Para peserta kegiatan tersebut mengatakan bahwa mereka sangat terinspirasi oleh kata-kata dan perbuatan Xi, dan berjanji untuk lebih berdedikasi dalam membangun Tiongkok yang indah.

"Saya sangat senang dapat berpartisipasi dalam kegiatan ini hari ini. Sekretaris Jenderal menanam pohon dengan sangat serius. Beliau menggunakan setiap sekop dengan serius, dan kemudian, beliau teliti dan serius saat meratakan tanah," kata Li Ruixin, Sekretaris Cabang Partai Desa Baishan.

"Berpartisipasi dalam kegiatan penanaman pohon ini membuat saya sangat bahagia. Selama kegiatan ini, saya telah merasakan kegembiraan ketekunan. Dibutuhkan kesabaran untuk melakukan sesuatu dengan baik, seperti mengisi lubang dengan tanah sedikit demi sedikit saat menanam pohon," ujar Shi Manyu, Siswa di Sekolah Dasar Changping Universitas Tsinghua.

"Melalui kegiatan penanaman pohon ini, saya tidak hanya belajar tentang lebih banyak pohon, tetapi juga merasakan kegembiraan bekerja. Saat menyirami pohon, Kakek Xi berkata kepada saya, 'Hati-hati, jangan sampai tanganmu terjepit.' Saya pikir beliau adalah kakek yang sangat baik dan ramah," kata Yu Wanruoshi, siswa lain di sekolah dasar tersebut.

"Sekretaris Jenderal cukup berpengetahuan tentang penanaman pohon. Beliau mengatakan kita harus menanam jenis pohon yang dapat beradaptasi dengan kondisi lokal untuk memastikan kelangsungan hidupnya. Melalui kerja sukarela penanaman pohon yang berkelanjutan ini, kita dapat melihat kepercayaan dan tekad besar Partai dan negara dalam konservasi ekologi," ujar Yang Yang, Sekretaris Cabang Partai dari Asosiasi Penanaman Sayuran Kota Xingshou.
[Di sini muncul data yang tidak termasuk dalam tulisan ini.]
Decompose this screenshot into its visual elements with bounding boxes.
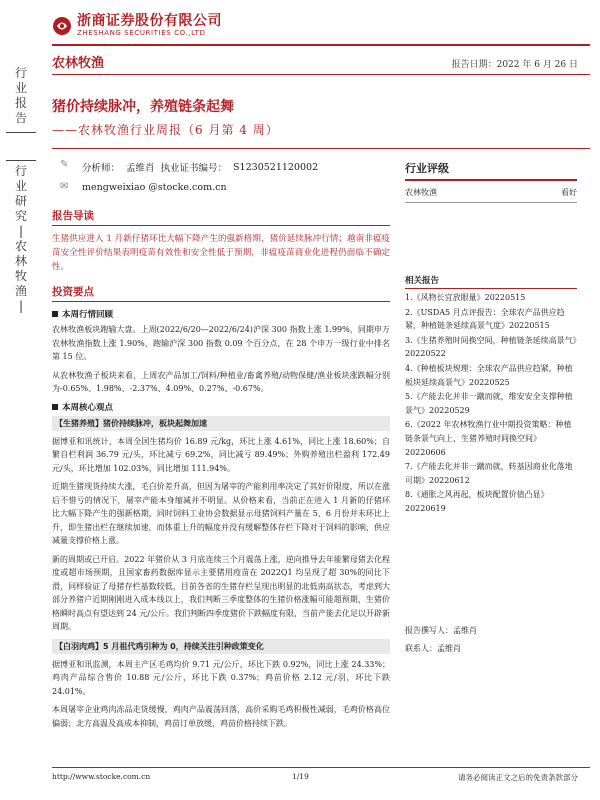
summary-text: 生猪供应进入 1 月新仔猪环比大幅下降产生的强新格期，猪价延续脉冲行情；越南非瘟疫苗安全性评价结果表明疫苗有效性和安全性低于预期，非瘟疫苗商业化进程仍面临不确定性。: [52, 234, 390, 272]
related-item[interactable]: 3.《生猪养殖时间换空间，种植链条延续高景气》20220522: [405, 335, 577, 359]
side-char: 究: [14, 209, 27, 223]
analyst-info: [82, 160, 324, 174]
paragraph: 从农林牧渔子板块来看，上周农产品加工/饲料/种植业/畜禽养殖/动物保健/渔业板块涨跌幅分别为-0.65%、1.98%、-2.37%、4.09%、0.27%、-0.67%。: [52, 370, 390, 393]
subsection-title: 本周行情回顾: [62, 310, 114, 320]
related-item[interactable]: 4.《种植板块规理：全球农产品供应趋紧，种植板块延续高景气》20220525: [405, 363, 573, 387]
topic-bar-hog: 【生猪养殖】猪价持续脉冲，板块起舞加速: [52, 416, 390, 431]
analyst-label: 分析师：: [82, 163, 121, 174]
side-char: 研: [14, 194, 27, 208]
rating-industry: 农林牧渔: [405, 188, 437, 197]
square-bullet-icon: [52, 311, 58, 317]
subsection-core-view: [52, 401, 390, 413]
side-char: 报: [14, 96, 27, 110]
side-divider: [6, 132, 36, 133]
company-logo: [52, 14, 222, 37]
summary-heading: 报告导读: [52, 208, 390, 226]
report-title: 猪价持续脉冲，养殖链条起舞: [52, 99, 234, 115]
report-subtitle: ——农林牧渔行业周报（6 月第 4 周）: [52, 123, 279, 137]
related-heading: 相关报告: [405, 274, 577, 289]
paragraph: 据博亚和讯监测，本周主产区毛鸡均价 9.71 元/公斤，环比下跌 0.92%，同比上涨 24.33%；鸡肉产品综合售价 10.88 元/公斤，环比下跌 0.37%；鸡苗价格 2.12 元/羽，环比下跌 24.01%。: [52, 659, 390, 696]
page-number: 1/19: [292, 772, 309, 781]
mail-icon: ✉: [60, 181, 69, 192]
pen-icon: ✎: [60, 159, 69, 170]
rating-box: [405, 160, 577, 203]
company-name-en: ZHESHANG SECURITIES CO.,LTD: [77, 29, 206, 37]
cert-label: 执业证书编号：: [160, 163, 228, 174]
header-underline: [52, 74, 590, 75]
contacts: [405, 622, 477, 658]
report-date: 报告日期：2022 年 6 月 26 日: [451, 60, 578, 70]
contact-person: 联系人：孟维肖: [405, 644, 461, 653]
side-tab-report: [2, 66, 40, 130]
rating-row: [405, 181, 577, 203]
title-rule: [52, 148, 590, 149]
invest-heading: 投资要点: [52, 284, 390, 302]
side-tab-research: [2, 164, 40, 314]
subsection-title: 本周核心观点: [62, 402, 114, 413]
side-char: 行: [14, 164, 27, 178]
side-char: 告: [14, 111, 27, 125]
rating-heading: 行业评级: [405, 160, 577, 181]
footer-disclaimer: 请务必阅读正文之后的免责条款部分: [458, 773, 578, 782]
paragraph: 据博亚和讯统计，本周全国生猪均价 16.89 元/kg，环比上涨 4.61%，同比上涨 18.60%；自繁自栏利润 36.79 元/头，环比减亏 69.2%，同比减亏 89.49%；外购养殖出栏盈利 172.49 元/头，环比增加 102.03%，同比增加 111.94%。: [52, 436, 390, 473]
side-divider: [6, 160, 36, 161]
analyst-email[interactable]: mengweixiao @stocke.com.cn: [82, 182, 227, 193]
header-rule: [52, 44, 590, 46]
related-item[interactable]: 6.《2022 年农林牧渔行业中期投资策略：种植链条景气向上，生猪养殖时间换空间》20220606: [405, 420, 572, 457]
side-char: |: [18, 299, 24, 313]
related-item[interactable]: 5.《产能去化并非一蹴而就，维安安全支撑种植景气》20220529: [405, 392, 573, 415]
subsection-market-review: [52, 308, 390, 320]
side-char: 渔: [14, 284, 27, 298]
rating-value: 看好: [561, 188, 577, 197]
related-item[interactable]: 8.《通胀之风再起，板块配置价值凸显》20220619: [405, 490, 549, 513]
report-writer: 报告撰写人：孟维肖: [405, 626, 477, 635]
side-char: 农: [14, 239, 27, 253]
paragraph: 新的周期或已开启。2022 年猪价从 3 月底连续三个月震荡上涨，逆向推导去年能繁母猪去化程度或超市场预期，且国家畜药数据库显示主要猪用疫苗在 2022Q1 均呈现了超 30%的同比下滑，同样验证了母猪存栏基数较低，目前各省的生猪存栏呈现出明显的北低南高状态，考虑到大部分养猪户近期刚刚进入成本线以上，我们判断三季度整体的生猪价格涨幅可能超预期，生猪价格瞬时高点有望达到 24 元/公斤。我们判断四季度猪价下跌幅度有限，当前产能去化足以开辟新周期。: [52, 554, 390, 631]
side-char: 业: [14, 81, 27, 95]
side-char: 牧: [14, 269, 27, 283]
paragraph: 近期生猪现货持续大涨，毛白价差升高，但因为屠宰的产能利用率决定了其好价限度，所以在涨后不惜亏的情况下，屠宰产能本身缩减并不明显。从价格来看，当前正在进入 1 月新的仔猪环比大幅下降产生的强新格期，同时饲料工业协会数据显示母猪饲料产量在 5、6 月份并未环比上升，即生猪出栏在继续加速，而体重上升的幅度并没有缓解整体存栏下降对于饲料的影响，供应减量支撑价格上涨。: [52, 482, 390, 545]
footer-url[interactable]: http://www.stocke.com.cn: [52, 772, 151, 781]
footer-rule: [52, 767, 590, 768]
paragraph: 农林牧渔板块跑输大盘。上周(2022/6/20—2022/6/24)沪深 300 指数上涨 1.99%，同期申万农林牧渔指数上涨 1.90%，跑输沪深 300 指数 0.09 个百分点，在 28 个申万一级行业中排名第 15 位。: [52, 325, 390, 361]
topic-bar-broiler: 【白羽肉鸡】5 月祖代鸡引种为 0，持续关注引种政策变化: [52, 639, 390, 654]
logo-mark-icon: [52, 16, 72, 36]
industry-label: 农林牧渔: [52, 56, 105, 71]
side-char: 业: [14, 179, 27, 193]
related-item[interactable]: 7.《产能去化并非一蹴而就，转基因商业化落地可期》20220612: [405, 462, 573, 485]
paragraph: 本周屠宰企业鸡肉冻品走货缓慢，鸡肉产品震荡回落，高价采购毛鸡积极性减弱，毛鸡价格高位偏弱；北方高温及高成本抑制，鸡苗订单放缓，鸡苗价格持续下跌。: [52, 705, 390, 728]
related-item[interactable]: 2.《USDA5 月点评报告：全球农产品供应趋紧，种植链条延续高景气度》20220515: [405, 307, 565, 331]
side-char: |: [18, 224, 24, 238]
company-name-cn: 浙商证券股份有限公司: [77, 13, 222, 29]
main-column: [52, 208, 390, 735]
cert-number: S1230521120002: [233, 161, 319, 173]
related-list: [405, 291, 577, 517]
square-bullet-icon: [52, 404, 58, 410]
analyst-name: 孟维肖: [126, 163, 155, 174]
related-item[interactable]: 1.《风物长宜放眼量》20220515: [405, 293, 526, 302]
side-char: 行: [14, 66, 27, 80]
side-char: 林: [14, 254, 27, 268]
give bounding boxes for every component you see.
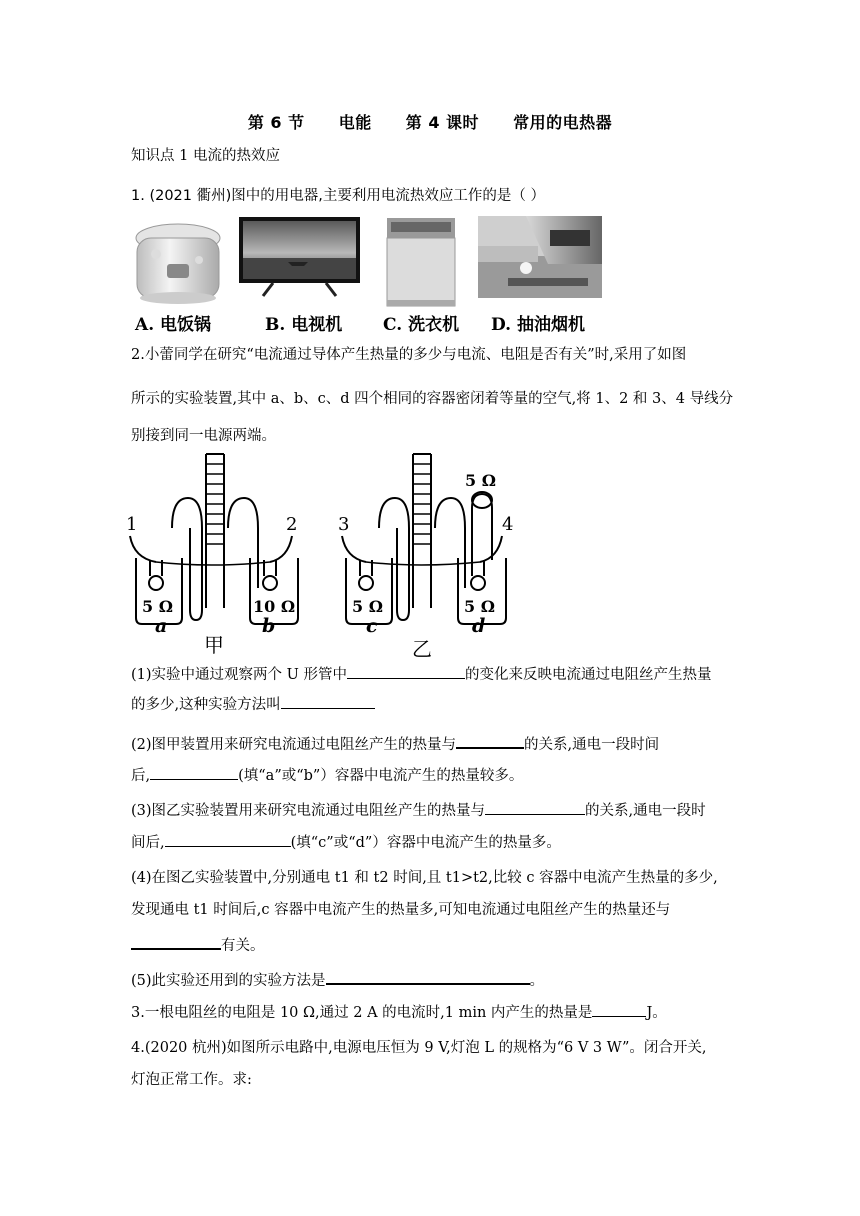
answer-blank-9[interactable]: [592, 1002, 646, 1017]
q2-s1-line1: [131, 664, 711, 685]
q2-s2-text-b: 的关系,通电一段时间: [524, 737, 660, 753]
q3-text-b: J。: [646, 1005, 667, 1021]
terminal-2: 2: [286, 514, 298, 535]
q2-s5-text-b: 。: [529, 973, 545, 989]
q2-s2-text-a: (2)图甲装置用来研究电流通过电阻丝产生的热量与: [131, 737, 457, 753]
answer-blank-6[interactable]: [165, 832, 291, 847]
container-b-label: b: [262, 615, 276, 637]
answer-blank-4[interactable]: [150, 765, 238, 780]
answer-blank-3[interactable]: [456, 733, 524, 749]
q2-line3: 别接到同一电源两端。: [131, 428, 276, 444]
q2-s2-line2: [131, 765, 523, 786]
q2-s2-text-d: (填“a”或“b”）容器中电流产生的热量较多。: [238, 768, 524, 784]
q2-s4-line1: (4)在图乙实验装置中,分别通电 t1 和 t2 时间,且 t1>t2,比较 c 容器中电流产生热量的多少,: [131, 870, 718, 886]
q2-s4-line2: 发现通电 t1 时间后,c 容器中电流产生的热量多,可知电流通过电阻丝产生的热量还与: [131, 902, 671, 918]
rice-cooker-image: [131, 216, 226, 308]
resistor-a-label: 5 Ω: [142, 597, 173, 616]
q4-line2: 灯泡正常工作。求:: [131, 1072, 252, 1088]
q2-s3-line1: [131, 800, 706, 821]
resistor-external-label: 5 Ω: [465, 471, 496, 490]
q3-line: [131, 1002, 667, 1023]
knowledge-point: 知识点 1 电流的热效应: [131, 148, 280, 164]
q2-s3-text-c: 间后,: [131, 835, 165, 851]
answer-blank-2[interactable]: [281, 694, 375, 709]
topic-label: 常用的电热器: [513, 113, 613, 132]
container-c-label: c: [366, 615, 378, 637]
resistor-d-label: 5 Ω: [464, 597, 495, 616]
answer-blank-1[interactable]: [347, 664, 465, 679]
q2-s5-text-a: (5)此实验还用到的实验方法是: [131, 973, 326, 989]
section-label: 第 6 节: [247, 113, 305, 132]
q2-s3-text-b: 的关系,通电一段时: [585, 803, 706, 819]
q2-s2-text-c: 后,: [131, 768, 151, 784]
q2-s1-text-b: 的变化来反映电流通过电阻丝产生热量: [464, 667, 712, 683]
q2-line1: 2.小蕾同学在研究“电流通过导体产生热量的多少与电流、电阻是否有关”时,采用了如图: [131, 347, 687, 363]
range-hood-image: [478, 216, 602, 298]
q4-line1: 4.(2020 杭州)如图所示电路中,电源电压恒为 9 V,灯泡 L 的规格为“6 V 3 W”。闭合开关,: [131, 1040, 707, 1056]
terminal-3: 3: [338, 514, 350, 535]
container-a-label: a: [155, 615, 168, 637]
answer-blank-7[interactable]: [131, 934, 221, 950]
q2-s2-line1: [131, 733, 659, 755]
q2-s3-text-d: (填“c”或“d”）容器中电流产生的热量多。: [290, 835, 561, 851]
container-d-label: d: [472, 615, 486, 637]
q1-stem: 1. (2021 衢州)图中的用电器,主要利用电流热效应工作的是（ ）: [131, 188, 545, 204]
option-b: B. 电视机: [265, 315, 343, 335]
option-d: D. 抽油烟机: [491, 315, 585, 335]
resistor-b-label: 10 Ω: [253, 597, 296, 616]
page-title: [0, 110, 860, 133]
q2-s3-text-a: (3)图乙实验装置用来研究电流通过电阻丝产生的热量与: [131, 803, 486, 819]
figure-caption-yi: 乙: [412, 637, 432, 660]
answer-blank-8[interactable]: [326, 969, 530, 985]
television-image: [238, 216, 361, 298]
q2-line2: 所示的实验装置,其中 a、b、c、d 四个相同的容器密闭着等量的空气,将 1、2 和 3、4 导线分: [131, 391, 734, 407]
q2-s5-line: [131, 969, 544, 991]
option-a: A. 电饭锅: [135, 315, 212, 335]
resistor-c-label: 5 Ω: [352, 597, 383, 616]
q2-s1-text-c: 的多少,这种实验方法叫: [131, 697, 281, 713]
terminal-4: 4: [502, 514, 514, 535]
lesson-label: 第 4 课时: [405, 113, 480, 132]
q2-s3-line2: [131, 832, 561, 853]
chapter-label: 电能: [338, 113, 372, 132]
washing-machine-image: [381, 216, 461, 308]
experiment-figure: [120, 450, 530, 660]
q3-text-a: 3.一根电阻丝的电阻是 10 Ω,通过 2 A 的电流时,1 min 内产生的热量是: [131, 1005, 593, 1021]
terminal-1: 1: [126, 514, 138, 535]
option-c: C. 洗衣机: [383, 315, 460, 335]
q2-s1-line2: [131, 694, 375, 715]
figure-caption-jia: 甲: [204, 633, 224, 657]
q2-s4-line3: [131, 934, 265, 956]
q2-s4-text-c: 有关。: [221, 938, 265, 954]
q2-s1-text-a: (1)实验中通过观察两个 U 形管中: [131, 667, 347, 683]
answer-blank-5[interactable]: [485, 800, 585, 815]
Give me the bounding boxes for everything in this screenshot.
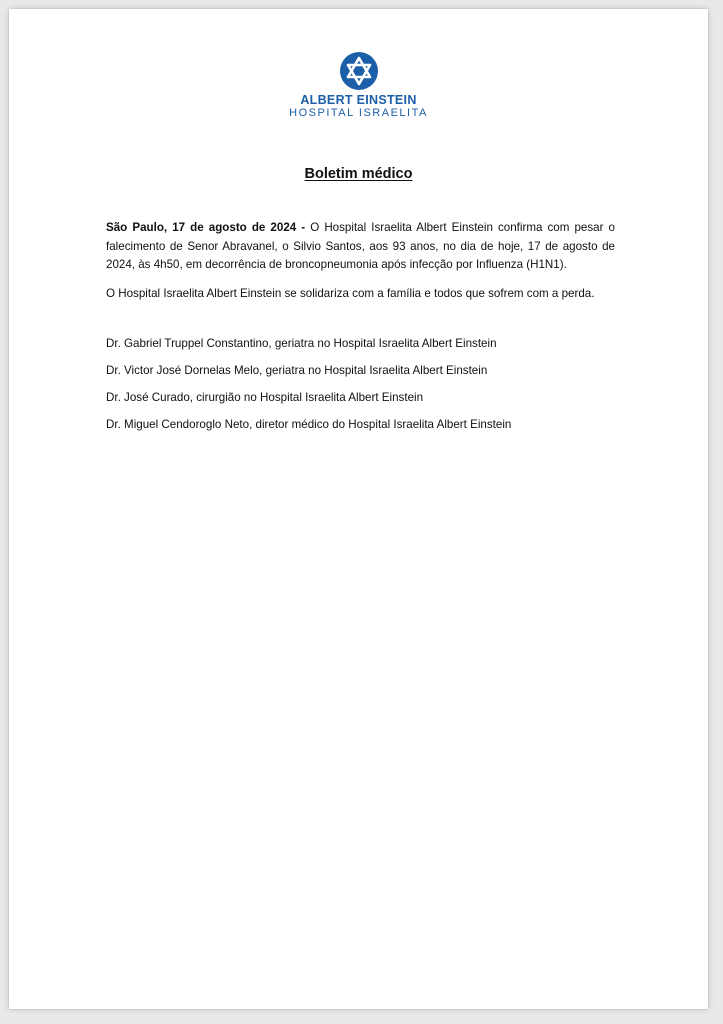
announcement-text: O Hospital Israelita Albert Einstein confirma com pesar o falecimento de Senor Abravanel, o Silvio Santos, aos 93 anos, no dia de hoje, 17 de agosto de 2024, às 4h50, em decorrência de broncopneumonia após infecção por Influenza (H1N1).: [106, 221, 615, 271]
signer-line: Dr. Miguel Cendoroglo Neto, diretor médico do Hospital Israelita Albert Einstein: [106, 418, 512, 431]
signer-line: Dr. José Curado, cirurgião no Hospital Israelita Albert Einstein: [106, 391, 424, 404]
signer-line: Dr. Victor José Dornelas Melo, geriatra no Hospital Israelita Albert Einstein: [106, 364, 488, 377]
announcement-paragraph: [106, 219, 615, 275]
signer-line: Dr. Gabriel Truppel Constantino, geriatra no Hospital Israelita Albert Einstein: [106, 337, 497, 350]
document-title: Boletim médico: [304, 166, 413, 182]
logo-name: ALBERT EINSTEIN: [300, 93, 417, 107]
signers-list: [106, 335, 615, 435]
document-page: [9, 9, 708, 1009]
dateline: São Paulo, 17 de agosto de 2024 -: [106, 221, 306, 234]
logo-subtitle: HOSPITAL ISRAELITA: [289, 107, 428, 119]
hospital-logo: [9, 51, 708, 119]
document-body: [106, 219, 615, 443]
solidarity-paragraph: O Hospital Israelita Albert Einstein se solidariza com a família e todos que sofrem com a perda.: [106, 286, 595, 300]
star-of-david-logo-icon: [339, 51, 379, 91]
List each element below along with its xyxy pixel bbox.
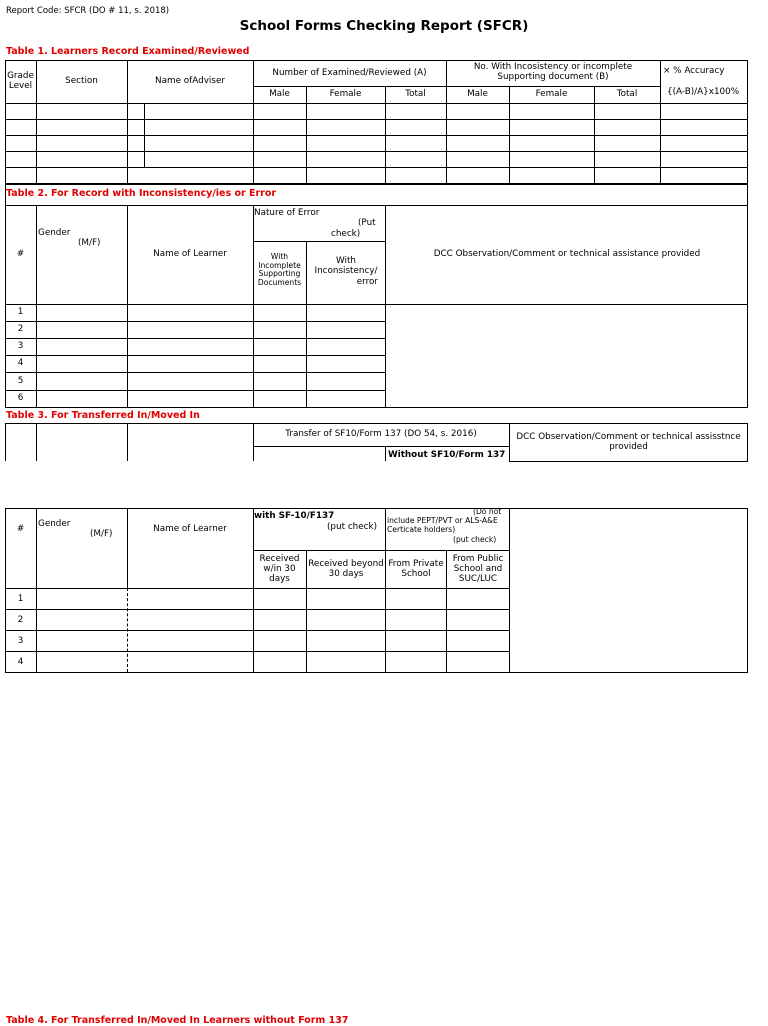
row-number: 2 <box>17 324 24 334</box>
header-transfer: Transfer of SF10/Form 137 (DO 54, s. 2016) <box>285 429 477 439</box>
header-put-check: (Put <box>358 218 376 228</box>
header-total-b: Total <box>616 89 638 99</box>
header-incomplete-docs: With Incomplete Supporting Documents <box>257 252 302 287</box>
row-number: 4 <box>17 657 24 667</box>
header-put-check-2: check) <box>331 229 361 239</box>
header-without-sf10: Without SF10/Form 137 <box>388 450 506 460</box>
accuracy-formula: {(A-B)/A}x100% <box>667 87 740 97</box>
header-dcc-transfer: DCC Observation/Comment or technical assisstnce provided <box>516 432 741 452</box>
row-number: 1 <box>17 307 24 317</box>
header-num: # <box>16 249 25 259</box>
header-grade-level: Grade Level <box>7 71 34 91</box>
header-gender-mf: (M/F) <box>90 529 113 539</box>
header-put-check: (put check) <box>327 522 378 532</box>
header-male-b: Male <box>467 89 488 99</box>
header-dcc: DCC Observation/Comment or technical assistance provided <box>433 249 701 259</box>
table1-title: Table 1. Learners Record Examined/Reviewed <box>6 46 250 57</box>
header-learner: Name of Learner <box>153 524 227 534</box>
table4-title: Table 4. For Transferred In/Moved In Learners without Form 137 <box>6 1015 349 1026</box>
header-include-note: include PEPT/PVT or ALS-A&E Certicate holders) <box>387 516 498 534</box>
row-number: 3 <box>17 341 24 351</box>
header-with-sf10: with SF-10/F137 <box>254 511 335 521</box>
row-number: 2 <box>17 615 24 625</box>
header-gender: Gender <box>38 228 71 238</box>
header-total-a: Total <box>405 89 426 99</box>
header-gender-mf: (M/F) <box>78 238 101 248</box>
header-received-30: Received w/in 30 days <box>259 554 300 584</box>
table3-title: Table 3. For Transferred In/Moved In <box>6 410 200 421</box>
header-received-beyond: Received beyond 30 days <box>308 559 384 579</box>
header-learner: Name of Learner <box>153 249 227 259</box>
header-nature-error: Nature of Error <box>254 208 320 218</box>
header-female-a: Female <box>329 89 362 99</box>
header-accuracy: × % Accuracy <box>663 66 725 76</box>
page-title: School Forms Checking Report (SFCR) <box>239 18 529 34</box>
header-from-private: From Private School <box>388 559 444 579</box>
header-gender: Gender <box>38 519 71 529</box>
row-number: 4 <box>17 358 24 368</box>
header-put-check-2: (put check) <box>453 535 497 544</box>
report-code: Report Code: SFCR (DO # 11, s. 2018) <box>6 6 170 16</box>
header-with-inconsistency: With Inconsistency/ <box>314 256 378 276</box>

"Fakta bahwa kita telah melakukan kegiatan ini selama bertahun-tahun menunjukkan kepada dunia ketekunan rakyat Tiongkok. Menanam pohon itu sendiri adalah tindakan yang bermanfaat bagi generasi sekarang dan masa depan. Saya percaya ini juga merupakan hal paling bertanggung jawab yang dapat kita lakukan untuk masa depan kita, untuk anak-anak kita, dan untuk rumah masa depan kita," jelas Wang Man, Peneliti di Institut Penelitian Teknologi Pesawat Beijing dari Perusahaan Pesawat Komersial Tiongkok.

"Saat menanam pohon, anak-anak akan berkata, 'Kami memberikan kontribusi kami saat pohon tumbuh sedikit demi sedikit.' Seperti pepatah, dibutuhkan sepuluh tahun untuk menumbuhkan pohon, tetapi seratus tahun untuk mendidik manusia. Saya pikir proses menanam pohon juga merupakan proses membina anak-anak untuk tumbuh dari generasi ke generasi," ungkap Sun Weiwei, seorang guru sekolah dasar.

"Seperti yang pernah dikatakan Kakek Xi, menanam pohon berarti menanam masa depan. Kita juga harus tumbuh kuat dan sehat seperti pohon pinus merah kecil ini, akhirnya menjadi pohon-pohon yang menjulang tinggi dan pembangun Tiongkok yang indah," kata Lv Zekai, siswa lainnya.

"Hari ini, kita menabur benih harapan hijau dengan setiap sekop tanah. Inti dari penanaman pohon dan penghijauan adalah menciptakan lingkungan ekologis yang lebih baik, memungkinkan orang untuk hidup lebih indah. Ini adalah tujuan yang sangat penting dalam membangun Tiongkok yang indah," ujar Wang Zhide, Insinyur di Institut Nasional Energi Bersih dan Rendah Karbon dari Perusahaan Investasi Energi Tiongkok.

"Saya ingin menjadi peneliti lingkungan ketika dewasa nanti, menggunakan pengetahuan saya untuk melindungi rumah hijau kita dan membuat langit lebih biru, air lebih jernih, dan kehidupan kita lebih baik," kata Shi.

"Tahun ini menandai peringatan ke-45 kampanye penanaman pohon sukarela nasional. Setelah kembali dari kegiatan ini, saya pasti akan memimpin lebih banyak petani untuk terus menambah penghijauan berdasarkan pengalaman saya di bidang pertanian ekologis, sehingga 'pohon pembangunan pertanian' kita akan semakin rimbun," tutur Yang.

"Saya pikir kita harus mulai dengan melakukan hal-hal kecil dalam kehidupan sehari-hari dan meningkatkan kesadaran kita tentang perlindungan lingkungan untuk berkontribusi pada pembangunan Tiongkok yang indah," ujar Liu Jianwei, Sekretaris Cabang Partai di sekolah dasar tersebut.